PHOTO CAPTION: Placing sensors on the sole of a prosthesis that are connected to the wearer’s nervous system may help the user perceive the prosthesis as being lighter and aid its acceptance, according to a study conducted by Stanisa Raspopovic at ETH Zurich. (Photo courtesy of ETH Zurich).

Leg amputees are often not satisfied with their prosthesis because they perceive the weight of the prosthesis as too high, despite the fact that prosthetic legs are usually less than half the weight of a natural limb. Connecting the prosthesis to the nervous system may help amputees perceive its weight as lower and aid its acceptance.

Stanisa Raspopovic, a professor at the Department of Health Sciences and Technology at ETH Zurich, together with an international consortium, have developed in recent years prostheses that provide feedback to the wearer’s nervous system. This is done via electrodes implanted in the thigh, which are connected to the leg nerves present there.

Information from tactile sensors under the sole of the prosthetic foot and from angle sensors in the electronic prosthetic knee joint are converted into pulses of current and passed in to the nerves, a media release from ETH Zurich explains.
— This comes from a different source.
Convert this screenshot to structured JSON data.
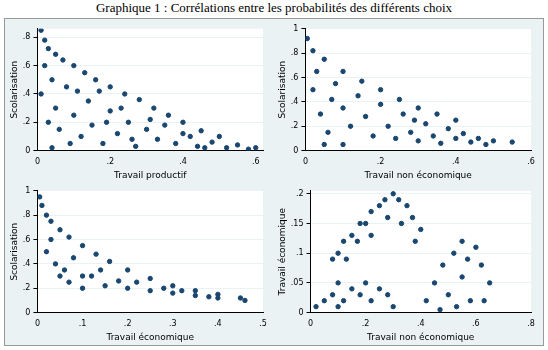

“To trick an above-knee amputee’s brain into the belief that the prosthetic leg was similar to his own leg, we artificially restored the lost sensory feedback.”

— Stanisa Raspopovic

In a study published last year, he and his team showed that wearers of such neurofeedback prostheses can move more safely and with less effort.

In a further study, published recently in Current Biology, the scientists were now able to show that neurofeedback also reduces the perceived weight of the prosthesis.

How Heavy Is It?

In order to determine how heavy a transfemoral amputee perceives their prosthetic leg to be, they had a voluntary study participant complete gait exercises with either neurofeedback switched on or off. They weighed down the healthy foot with additional weights and asked the study participant to rate how heavy he felt the two legs were in relation to each other. Neurofeedback was found to reduce the perceived weight of the prosthesis by 23%, or almost 500 grams.

The scientists also confirmed a beneficial involvement of the brain by a motor-cognitive task, during which the volunteer had to spell backwards five-letter words while walking. The sensory feedback not only allowed him to have a faster gait but also to have a higher spelling accuracy.

“Neurofeedback not only enables faster and safer walking and positively influences weight perception. Our results also suggest that, quite fundamentally, it can take the experience of patients with an artificial device closer to that with a natural limb.”